Moses replied, “When I have gone out of the city, I will spread out my hands in prayer to the Lord. The thunder will stop and there will be no more hail, so you may know that the earth is the Lord’s. 30 But I know that you and your officials still do not fear the Lord God.”

31 (The flax and barley were destroyed, since the barley had headed and the flax was in bloom. 32 The wheat and spelt, however, were not destroyed, because they ripen later.)

33 Then Moses left Pharaoh and went out of the city. He spread out his hands toward the Lord; the thunder and hail stopped, and the rain no longer poured down on the land.

What an example of power and authority in prayer. Prayer changes things – even in the natural world.

But Moses is also an illustration of the place of the prophetic in prayer. He stood ‘in the counsel of the Lord’, just as Elijah did, who was to appear many years later (James 5:17,18).
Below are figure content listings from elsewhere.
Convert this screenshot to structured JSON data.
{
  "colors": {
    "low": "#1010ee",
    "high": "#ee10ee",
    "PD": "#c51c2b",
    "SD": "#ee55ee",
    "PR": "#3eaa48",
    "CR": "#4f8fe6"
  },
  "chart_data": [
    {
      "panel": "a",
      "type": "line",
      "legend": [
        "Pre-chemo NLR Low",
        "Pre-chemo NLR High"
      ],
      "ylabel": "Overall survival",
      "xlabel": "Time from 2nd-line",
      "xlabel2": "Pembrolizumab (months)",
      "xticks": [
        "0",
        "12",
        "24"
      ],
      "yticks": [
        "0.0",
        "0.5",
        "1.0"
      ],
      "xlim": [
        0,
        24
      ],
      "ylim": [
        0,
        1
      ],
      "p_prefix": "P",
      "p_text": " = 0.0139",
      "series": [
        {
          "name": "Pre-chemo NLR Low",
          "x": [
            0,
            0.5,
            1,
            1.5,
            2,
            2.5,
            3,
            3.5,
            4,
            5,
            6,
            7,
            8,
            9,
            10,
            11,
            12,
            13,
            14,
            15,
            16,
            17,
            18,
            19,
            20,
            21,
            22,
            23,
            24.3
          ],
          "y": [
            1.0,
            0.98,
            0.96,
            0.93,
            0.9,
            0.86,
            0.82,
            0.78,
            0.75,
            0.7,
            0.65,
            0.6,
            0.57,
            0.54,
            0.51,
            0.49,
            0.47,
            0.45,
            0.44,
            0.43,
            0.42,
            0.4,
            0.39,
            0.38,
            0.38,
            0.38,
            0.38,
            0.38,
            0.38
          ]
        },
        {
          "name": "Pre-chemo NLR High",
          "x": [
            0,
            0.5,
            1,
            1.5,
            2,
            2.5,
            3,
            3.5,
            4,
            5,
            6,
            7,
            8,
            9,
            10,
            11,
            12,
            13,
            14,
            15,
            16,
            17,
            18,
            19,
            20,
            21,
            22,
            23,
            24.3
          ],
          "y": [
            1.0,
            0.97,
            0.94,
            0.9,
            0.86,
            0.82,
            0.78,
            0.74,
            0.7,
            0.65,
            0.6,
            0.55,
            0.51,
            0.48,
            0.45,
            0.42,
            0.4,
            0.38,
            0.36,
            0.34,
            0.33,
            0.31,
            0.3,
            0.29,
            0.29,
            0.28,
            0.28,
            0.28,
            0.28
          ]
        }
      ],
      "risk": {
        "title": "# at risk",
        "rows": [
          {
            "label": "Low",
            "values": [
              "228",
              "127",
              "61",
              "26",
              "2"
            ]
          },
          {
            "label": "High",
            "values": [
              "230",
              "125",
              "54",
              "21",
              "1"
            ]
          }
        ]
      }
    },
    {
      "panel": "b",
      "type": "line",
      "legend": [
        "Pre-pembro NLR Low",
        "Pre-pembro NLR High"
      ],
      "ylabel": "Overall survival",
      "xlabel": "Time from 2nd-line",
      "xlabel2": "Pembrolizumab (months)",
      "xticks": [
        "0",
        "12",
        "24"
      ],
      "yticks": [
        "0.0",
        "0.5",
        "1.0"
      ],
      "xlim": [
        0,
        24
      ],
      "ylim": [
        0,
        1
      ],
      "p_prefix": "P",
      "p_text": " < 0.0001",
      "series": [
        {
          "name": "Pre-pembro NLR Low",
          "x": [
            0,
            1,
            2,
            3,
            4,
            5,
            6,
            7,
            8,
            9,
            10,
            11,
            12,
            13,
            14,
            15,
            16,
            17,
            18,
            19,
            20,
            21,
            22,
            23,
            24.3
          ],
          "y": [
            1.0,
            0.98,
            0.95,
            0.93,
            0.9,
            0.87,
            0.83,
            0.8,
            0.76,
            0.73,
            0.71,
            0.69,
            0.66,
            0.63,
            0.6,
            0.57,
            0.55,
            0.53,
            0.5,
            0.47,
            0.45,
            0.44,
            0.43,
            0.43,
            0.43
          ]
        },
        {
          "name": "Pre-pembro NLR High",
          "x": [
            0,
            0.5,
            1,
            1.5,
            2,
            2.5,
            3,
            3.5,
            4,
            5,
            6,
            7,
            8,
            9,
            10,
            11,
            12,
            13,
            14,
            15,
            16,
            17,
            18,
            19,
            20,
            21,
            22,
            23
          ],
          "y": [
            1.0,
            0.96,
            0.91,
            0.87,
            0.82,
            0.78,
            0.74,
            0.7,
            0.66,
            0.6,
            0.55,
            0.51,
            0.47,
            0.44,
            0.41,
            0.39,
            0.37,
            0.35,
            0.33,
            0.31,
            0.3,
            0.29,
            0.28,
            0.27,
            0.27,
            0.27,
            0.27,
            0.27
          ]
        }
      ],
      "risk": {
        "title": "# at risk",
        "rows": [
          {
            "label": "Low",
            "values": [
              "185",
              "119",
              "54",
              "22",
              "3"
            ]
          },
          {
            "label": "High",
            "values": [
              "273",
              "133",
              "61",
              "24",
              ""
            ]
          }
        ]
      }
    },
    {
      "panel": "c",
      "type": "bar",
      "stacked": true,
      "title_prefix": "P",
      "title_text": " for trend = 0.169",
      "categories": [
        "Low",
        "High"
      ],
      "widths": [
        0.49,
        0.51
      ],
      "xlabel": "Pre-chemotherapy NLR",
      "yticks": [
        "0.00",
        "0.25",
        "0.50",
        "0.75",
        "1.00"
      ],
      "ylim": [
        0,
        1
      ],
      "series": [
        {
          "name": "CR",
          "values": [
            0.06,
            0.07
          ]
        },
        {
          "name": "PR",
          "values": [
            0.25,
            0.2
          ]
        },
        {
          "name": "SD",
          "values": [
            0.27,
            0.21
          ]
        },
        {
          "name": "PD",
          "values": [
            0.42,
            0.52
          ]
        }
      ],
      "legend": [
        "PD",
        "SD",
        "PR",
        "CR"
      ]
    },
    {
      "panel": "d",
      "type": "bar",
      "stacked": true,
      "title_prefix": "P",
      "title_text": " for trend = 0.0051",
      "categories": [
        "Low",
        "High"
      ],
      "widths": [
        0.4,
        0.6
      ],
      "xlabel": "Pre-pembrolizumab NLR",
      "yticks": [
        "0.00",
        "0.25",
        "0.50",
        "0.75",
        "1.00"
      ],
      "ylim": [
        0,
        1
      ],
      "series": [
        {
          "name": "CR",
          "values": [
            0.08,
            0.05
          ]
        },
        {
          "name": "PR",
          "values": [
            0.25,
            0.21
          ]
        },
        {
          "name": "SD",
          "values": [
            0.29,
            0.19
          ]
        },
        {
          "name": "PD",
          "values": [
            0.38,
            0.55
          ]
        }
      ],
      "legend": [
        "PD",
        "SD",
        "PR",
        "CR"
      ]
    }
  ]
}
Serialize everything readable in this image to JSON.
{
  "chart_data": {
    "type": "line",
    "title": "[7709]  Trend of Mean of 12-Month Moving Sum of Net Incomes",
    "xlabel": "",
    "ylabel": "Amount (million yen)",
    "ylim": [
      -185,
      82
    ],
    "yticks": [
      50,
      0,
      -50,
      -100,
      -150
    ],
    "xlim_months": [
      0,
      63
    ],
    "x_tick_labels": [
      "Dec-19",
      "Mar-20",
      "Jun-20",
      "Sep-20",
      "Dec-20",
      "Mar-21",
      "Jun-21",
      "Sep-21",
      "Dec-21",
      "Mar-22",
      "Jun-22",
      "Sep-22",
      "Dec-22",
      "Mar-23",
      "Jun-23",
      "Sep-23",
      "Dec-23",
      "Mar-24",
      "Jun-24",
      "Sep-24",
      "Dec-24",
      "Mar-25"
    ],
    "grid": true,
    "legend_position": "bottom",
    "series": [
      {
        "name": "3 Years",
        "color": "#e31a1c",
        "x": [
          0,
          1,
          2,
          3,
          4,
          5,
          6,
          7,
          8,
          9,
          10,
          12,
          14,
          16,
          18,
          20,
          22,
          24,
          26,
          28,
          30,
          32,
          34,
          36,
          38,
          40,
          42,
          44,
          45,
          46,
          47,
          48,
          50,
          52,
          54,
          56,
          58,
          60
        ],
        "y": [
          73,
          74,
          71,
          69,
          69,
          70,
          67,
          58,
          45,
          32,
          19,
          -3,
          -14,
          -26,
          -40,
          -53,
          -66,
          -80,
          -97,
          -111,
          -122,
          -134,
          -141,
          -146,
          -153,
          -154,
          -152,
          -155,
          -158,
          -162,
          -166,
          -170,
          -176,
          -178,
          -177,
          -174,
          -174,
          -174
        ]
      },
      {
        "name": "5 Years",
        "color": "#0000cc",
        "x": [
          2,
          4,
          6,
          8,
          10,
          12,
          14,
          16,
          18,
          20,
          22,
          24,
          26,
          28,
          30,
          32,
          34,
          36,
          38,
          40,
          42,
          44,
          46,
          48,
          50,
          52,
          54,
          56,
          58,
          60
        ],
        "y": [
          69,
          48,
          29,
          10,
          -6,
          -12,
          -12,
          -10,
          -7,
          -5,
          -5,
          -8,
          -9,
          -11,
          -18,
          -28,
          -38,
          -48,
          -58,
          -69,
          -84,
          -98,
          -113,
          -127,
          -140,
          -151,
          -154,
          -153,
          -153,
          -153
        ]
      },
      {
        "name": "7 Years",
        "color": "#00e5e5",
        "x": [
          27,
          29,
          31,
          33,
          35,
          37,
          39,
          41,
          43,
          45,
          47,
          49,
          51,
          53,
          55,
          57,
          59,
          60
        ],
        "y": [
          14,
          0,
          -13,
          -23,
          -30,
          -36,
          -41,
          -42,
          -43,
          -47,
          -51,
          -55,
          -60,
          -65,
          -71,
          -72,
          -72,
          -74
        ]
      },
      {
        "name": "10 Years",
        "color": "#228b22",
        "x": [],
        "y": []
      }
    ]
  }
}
They did not randomly pray for changes in the weather patterns. They wielded such influence in heaven (and on earth) because they were in tune with what God was doing, and was going to do. They operated with revelation knowledge, and this made them so effective. They had an understanding of what God wanted. Maybe this illustrates the principle of ‘pray until you pray’? Spend time with God until your spirit has insight into how God wants you to pray. For both Moses and Elijah, prayer was not a matter of ‘hit and hope’.

We also see in this section the ultimate purpose of prayer. It is that the Father’s Name should be hallowed (29b). What god does in answer to our prayers is for His glory.

What a text for these times:

“…so you may know that the earth is the Lord’s.”

Sadly, we repeatedly treat it like it is ours and we have raped, rather than stewarded it. May God have mercy.